Desire le regarde défier une dernière fois la mort et Davy Jones sans montrer le moindre signe de tristesse. Un bruit de battement d'ailes résonne dans l'air et sa sœur apparaît.

« Pauvre âme, murmure Death en caressant le visage de Norrington avec plus de douceur et d'amour que Desire n'en a jamais montré.

-Fais-en ce que tu veux ma sœur. Il a cessé d'être amusant depuis longtemps.

Death sourit.

-Tu n'aimes pas que l'on échappe à tes jeux mon frère/sœur.

-Il m'appartenais !

-Ils n'appartiennent qu'à eux-même. Ils ne font que passer de l'un de nos domaines à un autre. L'amour t'est-il si étranger que tu ne comprenne pas qu'il puisse surpasser le désir ?

Desire ne répond pas et se détourne.
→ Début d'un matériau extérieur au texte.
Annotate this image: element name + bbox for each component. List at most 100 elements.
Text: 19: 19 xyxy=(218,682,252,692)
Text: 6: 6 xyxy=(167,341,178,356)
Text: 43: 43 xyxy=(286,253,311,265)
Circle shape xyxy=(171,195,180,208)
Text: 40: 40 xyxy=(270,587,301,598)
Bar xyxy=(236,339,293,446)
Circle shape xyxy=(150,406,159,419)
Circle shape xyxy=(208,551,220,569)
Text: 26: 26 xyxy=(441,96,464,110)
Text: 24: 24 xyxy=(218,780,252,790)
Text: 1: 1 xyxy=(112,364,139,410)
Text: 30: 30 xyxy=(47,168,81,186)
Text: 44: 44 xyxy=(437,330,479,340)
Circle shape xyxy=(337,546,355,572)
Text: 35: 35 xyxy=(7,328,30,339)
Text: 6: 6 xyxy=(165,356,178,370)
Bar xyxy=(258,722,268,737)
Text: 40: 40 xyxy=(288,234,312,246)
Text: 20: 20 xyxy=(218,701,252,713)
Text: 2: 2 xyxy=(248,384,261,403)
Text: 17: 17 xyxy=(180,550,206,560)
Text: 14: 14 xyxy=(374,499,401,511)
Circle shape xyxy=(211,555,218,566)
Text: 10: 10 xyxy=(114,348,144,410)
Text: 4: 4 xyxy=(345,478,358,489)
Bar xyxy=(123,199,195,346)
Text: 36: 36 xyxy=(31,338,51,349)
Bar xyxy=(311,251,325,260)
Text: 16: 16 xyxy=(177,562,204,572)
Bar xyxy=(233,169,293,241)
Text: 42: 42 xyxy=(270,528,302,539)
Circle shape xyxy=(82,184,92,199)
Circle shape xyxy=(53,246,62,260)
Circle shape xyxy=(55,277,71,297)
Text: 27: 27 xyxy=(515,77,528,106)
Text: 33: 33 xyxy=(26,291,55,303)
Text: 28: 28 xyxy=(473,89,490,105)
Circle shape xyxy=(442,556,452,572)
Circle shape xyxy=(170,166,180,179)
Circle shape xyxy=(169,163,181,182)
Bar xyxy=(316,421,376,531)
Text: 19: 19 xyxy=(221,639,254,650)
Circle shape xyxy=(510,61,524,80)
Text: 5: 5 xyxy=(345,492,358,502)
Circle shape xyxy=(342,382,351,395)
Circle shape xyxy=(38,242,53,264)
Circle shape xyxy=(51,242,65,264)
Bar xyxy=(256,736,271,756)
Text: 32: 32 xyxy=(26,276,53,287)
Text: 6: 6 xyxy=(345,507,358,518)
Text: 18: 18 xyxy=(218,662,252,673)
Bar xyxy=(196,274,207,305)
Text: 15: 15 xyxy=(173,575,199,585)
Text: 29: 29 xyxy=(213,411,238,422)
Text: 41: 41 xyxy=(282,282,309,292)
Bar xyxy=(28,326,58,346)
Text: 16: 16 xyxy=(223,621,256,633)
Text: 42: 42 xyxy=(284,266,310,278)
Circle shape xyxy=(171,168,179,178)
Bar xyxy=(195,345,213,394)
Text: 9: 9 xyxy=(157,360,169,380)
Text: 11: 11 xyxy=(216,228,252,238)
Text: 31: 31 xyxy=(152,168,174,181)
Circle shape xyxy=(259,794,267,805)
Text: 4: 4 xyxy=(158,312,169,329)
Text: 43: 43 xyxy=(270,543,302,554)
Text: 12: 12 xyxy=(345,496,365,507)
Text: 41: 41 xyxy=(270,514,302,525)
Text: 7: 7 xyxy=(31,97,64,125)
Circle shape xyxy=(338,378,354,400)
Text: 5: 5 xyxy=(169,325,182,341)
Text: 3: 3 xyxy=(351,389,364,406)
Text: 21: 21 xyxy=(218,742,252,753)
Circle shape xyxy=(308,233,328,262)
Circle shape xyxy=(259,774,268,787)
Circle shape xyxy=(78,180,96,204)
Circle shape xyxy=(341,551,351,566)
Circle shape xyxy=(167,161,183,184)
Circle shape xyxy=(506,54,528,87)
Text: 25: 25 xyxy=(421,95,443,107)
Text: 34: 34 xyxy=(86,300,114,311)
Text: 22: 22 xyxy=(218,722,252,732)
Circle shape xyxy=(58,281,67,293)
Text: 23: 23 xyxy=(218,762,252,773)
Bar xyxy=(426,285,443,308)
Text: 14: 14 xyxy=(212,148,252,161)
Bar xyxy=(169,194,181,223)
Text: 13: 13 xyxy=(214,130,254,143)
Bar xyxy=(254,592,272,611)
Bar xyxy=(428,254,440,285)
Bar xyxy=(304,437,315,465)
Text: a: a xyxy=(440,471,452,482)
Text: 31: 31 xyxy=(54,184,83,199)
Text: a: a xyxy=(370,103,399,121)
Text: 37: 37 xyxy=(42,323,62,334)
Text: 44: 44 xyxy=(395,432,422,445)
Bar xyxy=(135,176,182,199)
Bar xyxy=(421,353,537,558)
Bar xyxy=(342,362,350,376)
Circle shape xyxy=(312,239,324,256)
Au sol, Norrington se relève et regarde le sourire de Death l'accueillir dans l'au-delà. Il soupire et la lassitude s'envole soudain, le laissant plus fort et apaisé que jamais.

-Je suis prêt madame, s'incline-t-il.

Il jette un regard en coin à Desire et ne peut retenir un frisson d'effroi. Il sent dans l'éternel la personnification des désirs qui l'ont toujours contrôlé. Death lui prend le bras et ensemble, ils passent la porte du royaume des défunts. Desire saisit leur conversation avant qu'ils ne disparaissent.

-J'aurais pu être tellement plus...

-Mais tu aurais été tellement moins sans ces désirs, répond Death. Ils ne t'ont pas perdu, ils t'ont grandit. »

Desire émet un reniflement de mépris. Elle enjambe le cadavre oublié de l'amiral et se laisse dériver, à la recherche d'un autre jouet.